Great Vengeance and Furious Fire
The title of The Heavy’s introduction to the world of label land invokes mental images of a Jheri curled Samuel L. Jackson, eyes wide and spewing biblical verses at a man he’s about to shoot. Great Vengeance and Furious Fire, when thrown on the stereo, continues the ’70s soulful exploitation film/Tarantino vibe that its title inspires. Any band that can get me thinking about Pulp Fiction is a band worth listening to!
This British import hails from the countryside of Bath, though the music sounds as if it were dredged up from the dirt and grime of a big city red light district.

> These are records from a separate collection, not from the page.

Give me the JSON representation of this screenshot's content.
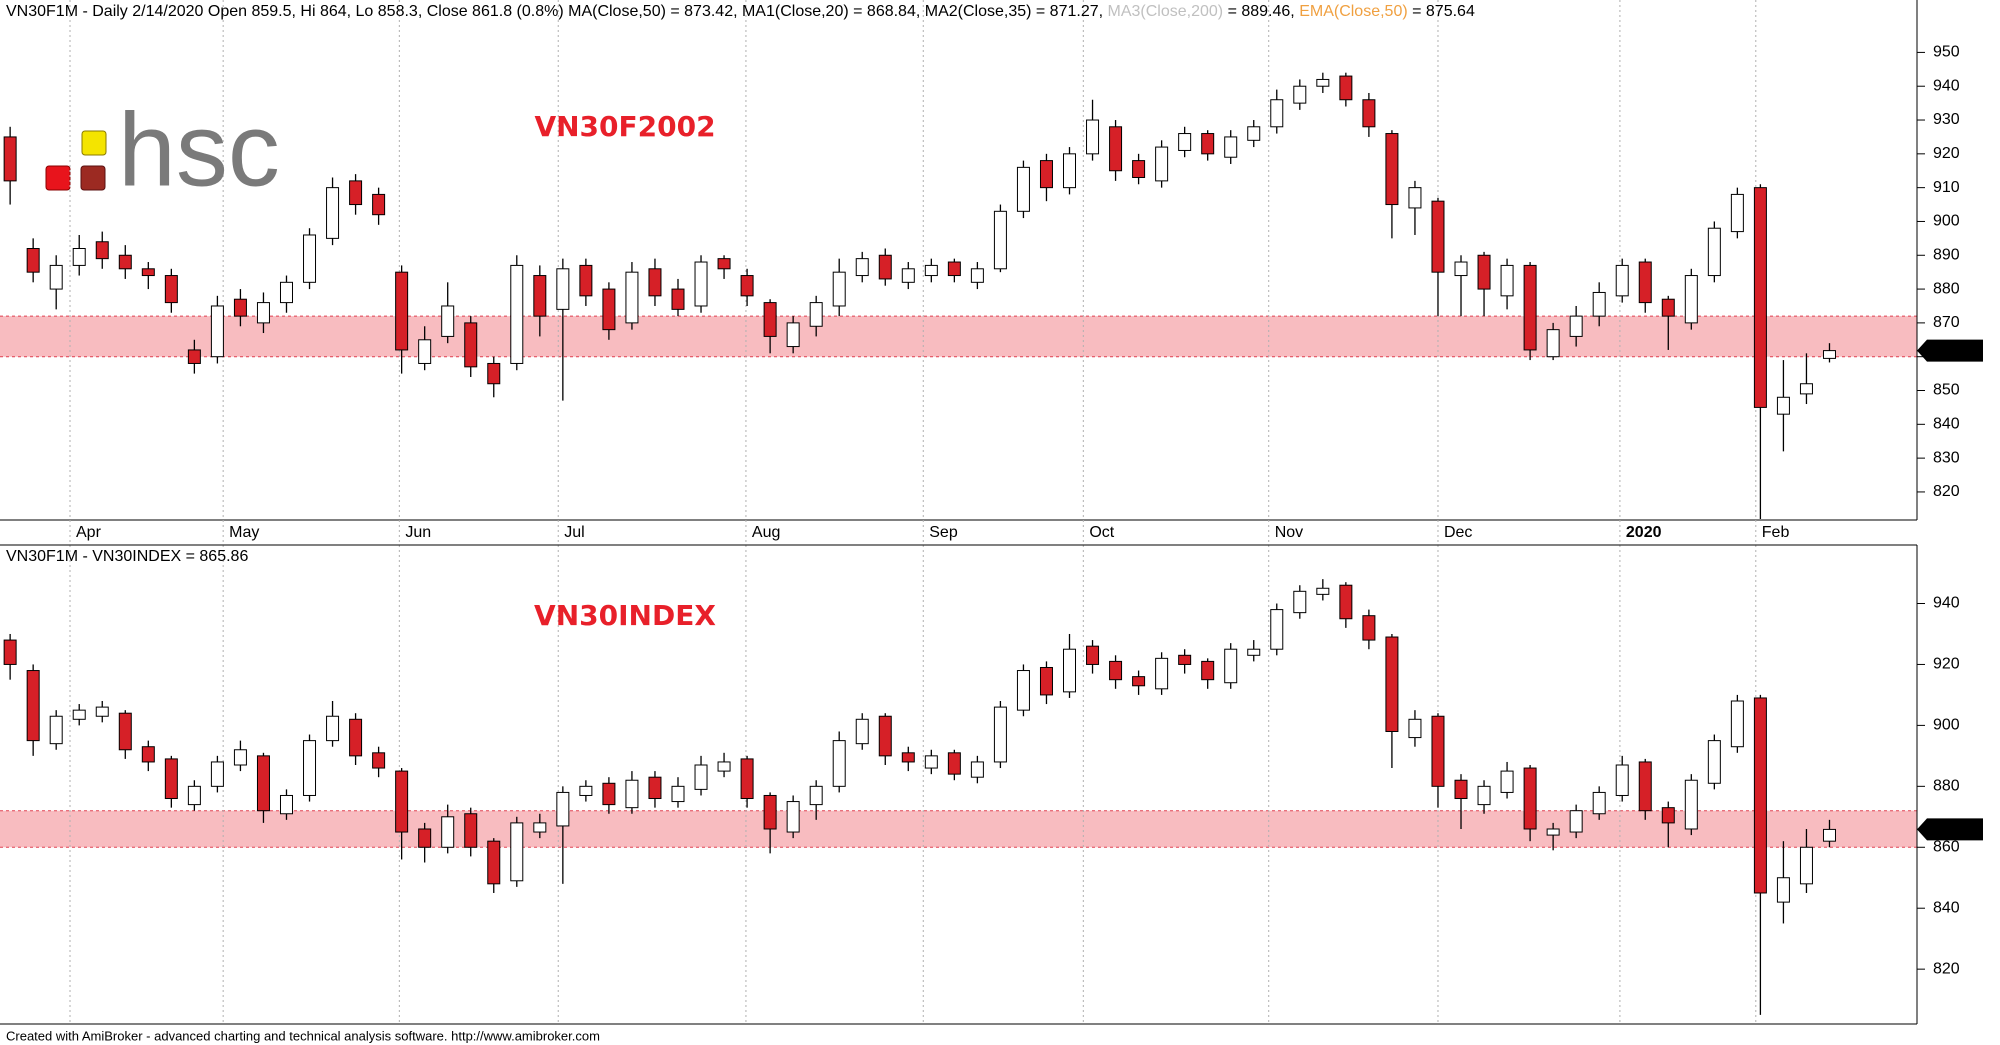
{
  "chart_data": [
    {
      "type": "candlestick",
      "header_segments": [
        {
          "text": "VN30F1M - Daily 2/14/2020 Open 859.5, Hi 864, Lo 858.3, Close 861.8 (0.8%) MA(Close,50) = 873.42, MA1(Close,20) = 868.84, MA2(Close,35) = 871.27, ",
          "color": "#000000"
        },
        {
          "text": "MA3(Close,200)",
          "color": "#c0c0c0"
        },
        {
          "text": " = 889.46, ",
          "color": "#000000"
        },
        {
          "text": "EMA(Close,50)",
          "color": "#f0a040"
        },
        {
          "text": " = 875.64",
          "color": "#000000"
        }
      ],
      "annotation": "VN30F2002",
      "annotation_color": "#e8202a",
      "watermark": "hsc",
      "categories": [
        null,
        null,
        null,
        null,
        null,
        null,
        null,
        null,
        null,
        null,
        null,
        null,
        null,
        null,
        null,
        null,
        null,
        null,
        null,
        null,
        null,
        null,
        null,
        null,
        null,
        null,
        null,
        null,
        null,
        null,
        null,
        null,
        null,
        null,
        null,
        null,
        null,
        null,
        null,
        null,
        null,
        null,
        null,
        null,
        null,
        null,
        null,
        null,
        null,
        null,
        null,
        null,
        null,
        null,
        null,
        null,
        null,
        null,
        null,
        null,
        null,
        null,
        null,
        null,
        null,
        null,
        null,
        null,
        null,
        null,
        null,
        null,
        null,
        null,
        null,
        null,
        null,
        null,
        null,
        null
      ],
      "open": [
        925,
        892,
        880,
        887,
        894,
        890,
        886,
        884,
        862,
        860,
        877,
        870,
        876,
        882,
        895,
        912,
        908,
        885,
        858,
        866,
        870,
        858,
        858,
        884,
        874,
        887,
        880,
        870,
        886,
        880,
        875,
        889,
        884,
        876,
        863,
        869,
        875,
        884,
        890,
        882,
        884,
        888,
        882,
        886,
        903,
        918,
        910,
        920,
        928,
        918,
        912,
        921,
        926,
        919,
        924,
        928,
        935,
        940,
        943,
        936,
        926,
        904,
        906,
        884,
        890,
        878,
        887,
        860,
        866,
        872,
        878,
        888,
        877,
        870,
        884,
        897,
        910,
        843,
        849,
        859.5
      ],
      "high": [
        928,
        895,
        890,
        896,
        897,
        893,
        888,
        886,
        865,
        878,
        880,
        879,
        884,
        898,
        913,
        914,
        910,
        887,
        869,
        882,
        872,
        860,
        890,
        887,
        889,
        889,
        882,
        888,
        889,
        883,
        890,
        890,
        886,
        877,
        872,
        878,
        889,
        891,
        892,
        888,
        889,
        889,
        888,
        905,
        918,
        920,
        922,
        936,
        930,
        920,
        924,
        928,
        927,
        927,
        930,
        939,
        942,
        944,
        944,
        938,
        927,
        912,
        907,
        890,
        891,
        889,
        888,
        870,
        875,
        882,
        889,
        889,
        878,
        886,
        900,
        910,
        911,
        859,
        861,
        864
      ],
      "low": [
        905,
        882,
        874,
        884,
        886,
        883,
        880,
        873,
        855,
        858,
        869,
        867,
        873,
        880,
        893,
        902,
        899,
        855,
        856,
        864,
        854,
        848,
        856,
        866,
        847,
        875,
        865,
        868,
        875,
        872,
        873,
        883,
        875,
        861,
        861,
        866,
        872,
        882,
        881,
        880,
        882,
        882,
        880,
        885,
        901,
        906,
        908,
        918,
        912,
        911,
        910,
        919,
        918,
        917,
        922,
        926,
        933,
        938,
        934,
        925,
        895,
        896,
        872,
        872,
        872,
        874,
        859,
        859,
        863,
        869,
        876,
        873,
        862,
        868,
        882,
        895,
        812,
        832,
        846,
        858.3
      ],
      "close": [
        912,
        885,
        887,
        892,
        889,
        886,
        884,
        876,
        858,
        875,
        872,
        876,
        882,
        896,
        910,
        905,
        902,
        862,
        865,
        875,
        857,
        852,
        887,
        872,
        886,
        878,
        868,
        885,
        878,
        874,
        888,
        886,
        878,
        866,
        870,
        876,
        885,
        889,
        883,
        886,
        887,
        884,
        886,
        903,
        916,
        910,
        920,
        930,
        915,
        913,
        922,
        926,
        920,
        925,
        928,
        936,
        940,
        942,
        936,
        928,
        905,
        910,
        885,
        888,
        880,
        887,
        862,
        868,
        872,
        879,
        887,
        876,
        872,
        884,
        898,
        908,
        845,
        848,
        852,
        861.8
      ],
      "up_color": "#ffffff",
      "down_color": "#d62027",
      "band": {
        "from": 860,
        "to": 872,
        "color": "#f8bcc0"
      },
      "ylim": [
        811.7,
        965.5
      ],
      "yticks": [
        820,
        830,
        840,
        850,
        860,
        870,
        880,
        890,
        900,
        910,
        920,
        930,
        940,
        950
      ],
      "xlim": [
        -0.44,
        82.8
      ],
      "xticks": [
        {
          "value": 2.6,
          "label": "Apr"
        },
        {
          "value": 9.25,
          "label": "May"
        },
        {
          "value": 16.9,
          "label": "Jun"
        },
        {
          "value": 23.8,
          "label": "Jul"
        },
        {
          "value": 31.95,
          "label": "Aug"
        },
        {
          "value": 39.65,
          "label": "Sep"
        },
        {
          "value": 46.6,
          "label": "Oct"
        },
        {
          "value": 54.65,
          "label": "Nov"
        },
        {
          "value": 62.0,
          "label": "Dec"
        },
        {
          "value": 69.9,
          "label": "2020",
          "bold": true
        },
        {
          "value": 75.8,
          "label": "Feb"
        }
      ],
      "grid": "vertical"
    },
    {
      "type": "candlestick",
      "header_segments": [
        {
          "text": "VN30F1M - VN30INDEX = 865.86",
          "color": "#000000"
        }
      ],
      "annotation": "VN30INDEX",
      "annotation_color": "#e8202a",
      "categories": [
        null,
        null,
        null,
        null,
        null,
        null,
        null,
        null,
        null,
        null,
        null,
        null,
        null,
        null,
        null,
        null,
        null,
        null,
        null,
        null,
        null,
        null,
        null,
        null,
        null,
        null,
        null,
        null,
        null,
        null,
        null,
        null,
        null,
        null,
        null,
        null,
        null,
        null,
        null,
        null,
        null,
        null,
        null,
        null,
        null,
        null,
        null,
        null,
        null,
        null,
        null,
        null,
        null,
        null,
        null,
        null,
        null,
        null,
        null,
        null,
        null,
        null,
        null,
        null,
        null,
        null,
        null,
        null,
        null,
        null,
        null,
        null,
        null,
        null,
        null,
        null,
        null,
        null,
        null,
        null
      ],
      "open": [
        928,
        918,
        894,
        902,
        903,
        904,
        893,
        889,
        874,
        880,
        887,
        890,
        871,
        877,
        895,
        902,
        891,
        885,
        866,
        860,
        871,
        862,
        849,
        865,
        867,
        877,
        881,
        873,
        883,
        875,
        879,
        885,
        889,
        877,
        865,
        874,
        880,
        894,
        903,
        891,
        886,
        891,
        883,
        888,
        905,
        919,
        911,
        926,
        921,
        916,
        912,
        923,
        921,
        914,
        923,
        925,
        937,
        943,
        946,
        936,
        929,
        896,
        903,
        882,
        874,
        878,
        886,
        864,
        865,
        871,
        877,
        888,
        873,
        866,
        881,
        893,
        909,
        842,
        848,
        862
      ],
      "high": [
        930,
        920,
        905,
        907,
        908,
        905,
        895,
        890,
        882,
        890,
        895,
        891,
        879,
        897,
        908,
        904,
        893,
        886,
        868,
        874,
        873,
        863,
        870,
        871,
        880,
        882,
        883,
        885,
        885,
        883,
        890,
        891,
        890,
        878,
        877,
        882,
        898,
        904,
        904,
        893,
        892,
        892,
        890,
        908,
        920,
        921,
        930,
        928,
        923,
        918,
        924,
        925,
        922,
        927,
        928,
        940,
        946,
        948,
        947,
        938,
        930,
        905,
        904,
        884,
        882,
        888,
        887,
        868,
        874,
        880,
        890,
        889,
        875,
        884,
        897,
        910,
        910,
        862,
        866,
        869
      ],
      "low": [
        915,
        890,
        892,
        900,
        901,
        889,
        885,
        873,
        872,
        878,
        885,
        868,
        869,
        875,
        893,
        887,
        883,
        856,
        855,
        858,
        857,
        845,
        847,
        863,
        848,
        875,
        871,
        871,
        873,
        873,
        877,
        883,
        873,
        858,
        863,
        869,
        878,
        892,
        887,
        885,
        884,
        882,
        881,
        886,
        903,
        907,
        909,
        917,
        912,
        910,
        910,
        917,
        912,
        912,
        921,
        923,
        935,
        941,
        932,
        925,
        886,
        893,
        873,
        866,
        871,
        876,
        862,
        859,
        863,
        869,
        875,
        869,
        860,
        864,
        879,
        891,
        805,
        835,
        845,
        860
      ],
      "close": [
        920,
        895,
        903,
        905,
        906,
        892,
        888,
        876,
        880,
        888,
        892,
        872,
        877,
        895,
        903,
        890,
        886,
        865,
        860,
        870,
        860,
        848,
        868,
        868,
        878,
        880,
        874,
        882,
        876,
        880,
        887,
        888,
        876,
        866,
        875,
        880,
        895,
        902,
        890,
        888,
        890,
        884,
        888,
        906,
        918,
        910,
        925,
        920,
        915,
        913,
        922,
        920,
        915,
        925,
        925,
        938,
        944,
        945,
        935,
        928,
        898,
        902,
        880,
        876,
        880,
        885,
        866,
        866,
        872,
        878,
        887,
        872,
        868,
        882,
        895,
        908,
        845,
        850,
        860,
        865.86
      ],
      "up_color": "#ffffff",
      "down_color": "#d62027",
      "band": {
        "from": 860,
        "to": 872,
        "color": "#f8bcc0"
      },
      "ylim": [
        802,
        959.2
      ],
      "yticks": [
        820,
        840,
        860,
        880,
        900,
        920,
        940
      ],
      "xlim": [
        -0.44,
        82.8
      ],
      "grid": "vertical"
    }
  ],
  "footer": "Created with AmiBroker - advanced charting and technical analysis software. http://www.amibroker.com"
}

Steeped in the sexual falsetto of a dude named Swaby, and layered deep with soul and funk rarely played with as much conviction as The Heavy manages, these ten songs accomplish what a band like Louis XIV hinted at over the course of two full albums.

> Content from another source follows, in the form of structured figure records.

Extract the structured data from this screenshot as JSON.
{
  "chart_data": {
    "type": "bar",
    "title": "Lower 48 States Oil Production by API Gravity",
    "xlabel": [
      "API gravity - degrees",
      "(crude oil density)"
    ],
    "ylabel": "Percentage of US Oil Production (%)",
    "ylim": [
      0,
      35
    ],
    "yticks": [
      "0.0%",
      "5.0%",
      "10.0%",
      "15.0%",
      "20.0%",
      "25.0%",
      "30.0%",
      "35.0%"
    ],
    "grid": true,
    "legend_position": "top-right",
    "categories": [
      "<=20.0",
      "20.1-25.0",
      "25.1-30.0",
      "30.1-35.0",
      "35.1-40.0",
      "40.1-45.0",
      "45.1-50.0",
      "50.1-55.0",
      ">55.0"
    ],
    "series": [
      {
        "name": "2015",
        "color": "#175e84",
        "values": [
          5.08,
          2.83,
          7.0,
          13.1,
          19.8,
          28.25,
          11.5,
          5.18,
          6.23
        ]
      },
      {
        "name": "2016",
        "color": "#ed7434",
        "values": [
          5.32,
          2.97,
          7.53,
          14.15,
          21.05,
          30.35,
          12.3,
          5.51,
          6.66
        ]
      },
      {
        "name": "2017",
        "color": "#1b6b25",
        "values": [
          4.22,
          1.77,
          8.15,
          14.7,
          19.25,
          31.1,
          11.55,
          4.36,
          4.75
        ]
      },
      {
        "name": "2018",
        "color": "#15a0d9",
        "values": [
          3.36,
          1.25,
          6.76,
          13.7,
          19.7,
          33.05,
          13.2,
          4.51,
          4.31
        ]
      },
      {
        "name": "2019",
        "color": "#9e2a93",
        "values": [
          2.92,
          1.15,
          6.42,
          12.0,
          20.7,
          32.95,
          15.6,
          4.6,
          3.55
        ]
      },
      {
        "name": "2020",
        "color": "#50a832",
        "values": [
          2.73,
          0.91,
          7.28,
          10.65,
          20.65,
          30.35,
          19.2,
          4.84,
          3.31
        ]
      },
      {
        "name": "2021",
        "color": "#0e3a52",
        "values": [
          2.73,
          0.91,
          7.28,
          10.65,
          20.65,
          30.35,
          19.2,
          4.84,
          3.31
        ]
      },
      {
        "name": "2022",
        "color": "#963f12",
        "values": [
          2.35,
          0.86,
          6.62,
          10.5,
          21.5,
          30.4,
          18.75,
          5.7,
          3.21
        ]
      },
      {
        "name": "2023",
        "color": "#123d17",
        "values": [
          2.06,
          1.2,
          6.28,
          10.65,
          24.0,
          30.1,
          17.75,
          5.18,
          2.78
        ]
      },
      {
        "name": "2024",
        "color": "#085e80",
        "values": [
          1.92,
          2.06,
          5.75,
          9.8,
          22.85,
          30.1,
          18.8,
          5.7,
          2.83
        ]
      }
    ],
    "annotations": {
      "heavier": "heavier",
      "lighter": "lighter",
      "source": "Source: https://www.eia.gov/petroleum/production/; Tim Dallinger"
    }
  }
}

Not every song reaches levels of brilliance, but even when this band takes cheeky chances, as on the slow candid rap of “Girl,” it’s still sincere enough to end up adoring.
The opening half of this album is the strongest. “Brukpocket’s Lament,” “Coleen,” “Set Me Free,” “That Kind of Man,” and “Doing Fine” would have made one flawless EP. Though the second half loses a bit of its punch, this album is still one fierce release.